Care standard requires us to inform patients of the potential complications of our proposed treatments. Concurrently we should make a conscious effort to minimize the likelihood of complications caused by a potential nocebo effect. When we place a patient on a new medication, it has been suggested that we should emphasize the fact that the proposed treatment is usually well tolerated. Another suggestion is to obtain the patient’s permission to incompletely inform them about the treatments’ possible side effects.

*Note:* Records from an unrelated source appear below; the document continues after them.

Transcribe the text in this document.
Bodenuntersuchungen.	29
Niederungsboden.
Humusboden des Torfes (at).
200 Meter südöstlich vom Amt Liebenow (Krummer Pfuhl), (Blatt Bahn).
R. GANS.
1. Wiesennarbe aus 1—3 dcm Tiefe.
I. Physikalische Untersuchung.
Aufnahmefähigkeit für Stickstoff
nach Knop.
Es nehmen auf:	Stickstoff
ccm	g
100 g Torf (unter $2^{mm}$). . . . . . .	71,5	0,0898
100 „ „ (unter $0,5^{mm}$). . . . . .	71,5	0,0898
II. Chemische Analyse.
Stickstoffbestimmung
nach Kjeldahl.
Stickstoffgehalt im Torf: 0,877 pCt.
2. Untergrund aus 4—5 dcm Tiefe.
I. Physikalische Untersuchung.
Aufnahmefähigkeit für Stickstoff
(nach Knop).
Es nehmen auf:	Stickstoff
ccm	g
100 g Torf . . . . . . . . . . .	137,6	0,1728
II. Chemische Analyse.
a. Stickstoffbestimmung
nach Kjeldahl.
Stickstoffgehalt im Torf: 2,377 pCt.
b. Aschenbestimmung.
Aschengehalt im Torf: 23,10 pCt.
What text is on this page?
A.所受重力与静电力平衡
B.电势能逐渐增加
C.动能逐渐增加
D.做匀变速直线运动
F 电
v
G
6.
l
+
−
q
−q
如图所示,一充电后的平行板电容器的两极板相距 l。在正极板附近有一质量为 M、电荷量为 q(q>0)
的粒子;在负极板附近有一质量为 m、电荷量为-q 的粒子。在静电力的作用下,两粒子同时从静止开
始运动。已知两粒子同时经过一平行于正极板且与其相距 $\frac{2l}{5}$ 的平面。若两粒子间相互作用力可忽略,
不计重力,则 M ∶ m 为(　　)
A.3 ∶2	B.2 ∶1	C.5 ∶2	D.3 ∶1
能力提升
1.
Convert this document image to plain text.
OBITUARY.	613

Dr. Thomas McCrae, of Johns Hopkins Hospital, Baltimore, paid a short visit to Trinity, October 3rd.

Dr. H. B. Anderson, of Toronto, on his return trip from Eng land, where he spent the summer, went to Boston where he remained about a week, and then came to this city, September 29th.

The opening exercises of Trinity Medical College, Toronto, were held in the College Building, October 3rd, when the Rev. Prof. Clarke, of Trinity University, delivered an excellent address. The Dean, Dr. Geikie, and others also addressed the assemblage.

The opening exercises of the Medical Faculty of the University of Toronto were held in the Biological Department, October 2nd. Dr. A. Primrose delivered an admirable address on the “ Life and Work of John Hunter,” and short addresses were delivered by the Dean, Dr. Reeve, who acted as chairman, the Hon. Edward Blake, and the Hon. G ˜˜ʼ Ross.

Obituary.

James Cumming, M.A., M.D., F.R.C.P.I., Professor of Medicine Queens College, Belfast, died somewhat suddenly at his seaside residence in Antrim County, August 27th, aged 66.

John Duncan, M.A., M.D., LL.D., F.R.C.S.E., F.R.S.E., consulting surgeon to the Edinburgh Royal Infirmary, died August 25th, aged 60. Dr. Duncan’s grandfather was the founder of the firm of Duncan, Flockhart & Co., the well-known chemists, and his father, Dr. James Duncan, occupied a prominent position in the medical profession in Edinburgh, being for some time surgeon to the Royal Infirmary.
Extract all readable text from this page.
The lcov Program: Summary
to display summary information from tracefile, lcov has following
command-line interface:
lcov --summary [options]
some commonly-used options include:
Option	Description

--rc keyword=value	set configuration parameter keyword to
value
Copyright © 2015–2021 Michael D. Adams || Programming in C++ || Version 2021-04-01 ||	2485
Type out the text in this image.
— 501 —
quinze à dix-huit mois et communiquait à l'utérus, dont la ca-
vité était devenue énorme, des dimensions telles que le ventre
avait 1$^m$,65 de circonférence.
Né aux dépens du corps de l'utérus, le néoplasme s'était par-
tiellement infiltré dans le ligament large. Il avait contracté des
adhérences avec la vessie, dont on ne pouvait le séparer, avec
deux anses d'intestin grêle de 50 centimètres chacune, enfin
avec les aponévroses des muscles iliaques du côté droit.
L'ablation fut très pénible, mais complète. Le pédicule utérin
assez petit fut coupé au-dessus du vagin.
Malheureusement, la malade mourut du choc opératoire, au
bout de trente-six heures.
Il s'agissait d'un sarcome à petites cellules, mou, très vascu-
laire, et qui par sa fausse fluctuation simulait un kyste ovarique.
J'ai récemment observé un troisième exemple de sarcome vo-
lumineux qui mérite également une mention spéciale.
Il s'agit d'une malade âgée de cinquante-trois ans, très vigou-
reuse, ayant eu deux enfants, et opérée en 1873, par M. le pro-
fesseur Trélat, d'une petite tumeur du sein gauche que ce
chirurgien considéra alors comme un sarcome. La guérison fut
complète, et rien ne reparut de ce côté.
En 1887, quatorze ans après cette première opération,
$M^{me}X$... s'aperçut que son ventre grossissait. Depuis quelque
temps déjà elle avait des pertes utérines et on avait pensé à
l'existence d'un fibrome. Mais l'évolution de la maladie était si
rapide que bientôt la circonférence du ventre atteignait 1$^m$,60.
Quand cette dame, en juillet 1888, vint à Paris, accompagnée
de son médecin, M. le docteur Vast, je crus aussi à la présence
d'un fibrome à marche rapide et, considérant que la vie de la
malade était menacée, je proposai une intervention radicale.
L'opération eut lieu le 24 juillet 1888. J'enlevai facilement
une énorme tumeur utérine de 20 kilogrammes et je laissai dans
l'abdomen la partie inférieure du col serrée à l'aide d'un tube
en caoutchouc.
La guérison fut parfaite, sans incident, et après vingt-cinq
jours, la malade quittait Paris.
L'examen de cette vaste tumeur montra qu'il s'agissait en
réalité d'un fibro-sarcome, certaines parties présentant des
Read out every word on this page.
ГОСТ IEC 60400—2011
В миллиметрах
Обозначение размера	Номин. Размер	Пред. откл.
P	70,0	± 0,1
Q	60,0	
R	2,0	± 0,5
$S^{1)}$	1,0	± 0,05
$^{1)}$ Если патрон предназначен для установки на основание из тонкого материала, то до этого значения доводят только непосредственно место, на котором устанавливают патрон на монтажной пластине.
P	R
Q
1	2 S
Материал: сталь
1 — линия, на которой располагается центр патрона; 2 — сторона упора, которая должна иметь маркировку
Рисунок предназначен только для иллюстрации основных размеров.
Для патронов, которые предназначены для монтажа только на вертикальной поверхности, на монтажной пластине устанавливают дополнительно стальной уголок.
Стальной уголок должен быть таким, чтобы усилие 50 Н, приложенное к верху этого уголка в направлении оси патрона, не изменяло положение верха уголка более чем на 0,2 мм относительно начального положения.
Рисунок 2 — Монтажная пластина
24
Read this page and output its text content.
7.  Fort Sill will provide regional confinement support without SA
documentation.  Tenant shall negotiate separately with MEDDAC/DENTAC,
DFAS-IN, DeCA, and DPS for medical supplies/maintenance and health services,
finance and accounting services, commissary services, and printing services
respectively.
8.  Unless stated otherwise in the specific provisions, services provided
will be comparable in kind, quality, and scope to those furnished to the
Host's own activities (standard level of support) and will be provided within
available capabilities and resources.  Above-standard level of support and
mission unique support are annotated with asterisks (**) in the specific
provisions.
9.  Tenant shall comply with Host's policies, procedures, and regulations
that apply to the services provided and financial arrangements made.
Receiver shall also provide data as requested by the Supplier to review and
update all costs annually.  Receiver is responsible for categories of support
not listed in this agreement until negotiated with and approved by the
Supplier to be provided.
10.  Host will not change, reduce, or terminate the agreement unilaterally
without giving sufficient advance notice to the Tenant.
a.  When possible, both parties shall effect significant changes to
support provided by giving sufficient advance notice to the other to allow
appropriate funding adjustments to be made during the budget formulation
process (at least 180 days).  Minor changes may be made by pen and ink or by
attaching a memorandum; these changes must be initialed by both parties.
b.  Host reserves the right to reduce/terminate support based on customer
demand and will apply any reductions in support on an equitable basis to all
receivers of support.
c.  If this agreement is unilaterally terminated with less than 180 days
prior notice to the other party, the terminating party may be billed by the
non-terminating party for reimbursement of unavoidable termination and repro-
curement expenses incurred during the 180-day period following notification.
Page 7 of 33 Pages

Words are one of the most powerful tools we have in our armamentarium. Communication lessons provided during training and with continuing medical education are ways that we can learn to more effectively utilize the spoken word. We need to remember that doctor–patient communications and the patient’s treatment expectations can influence the course of their medical therapy.

References:
1. Häuser, W et.al. Adverse Events Attributable to Nocebo in Randomized Controlled Drug Trials in Fibromyalgia Syndrome and Painful Diabetic Peripheral Neuropathy: Systematic Review, June 2012 – Volume 28 – Issue 5 l
2. Häuser, W et.al. Review Article Nocebo Phenomena in Medicine Their Relevance in Everyday Clinical Practice; Dtsch Arztebl Int. 2012 June; 109(26): 459–465. Published online 2012 June 29.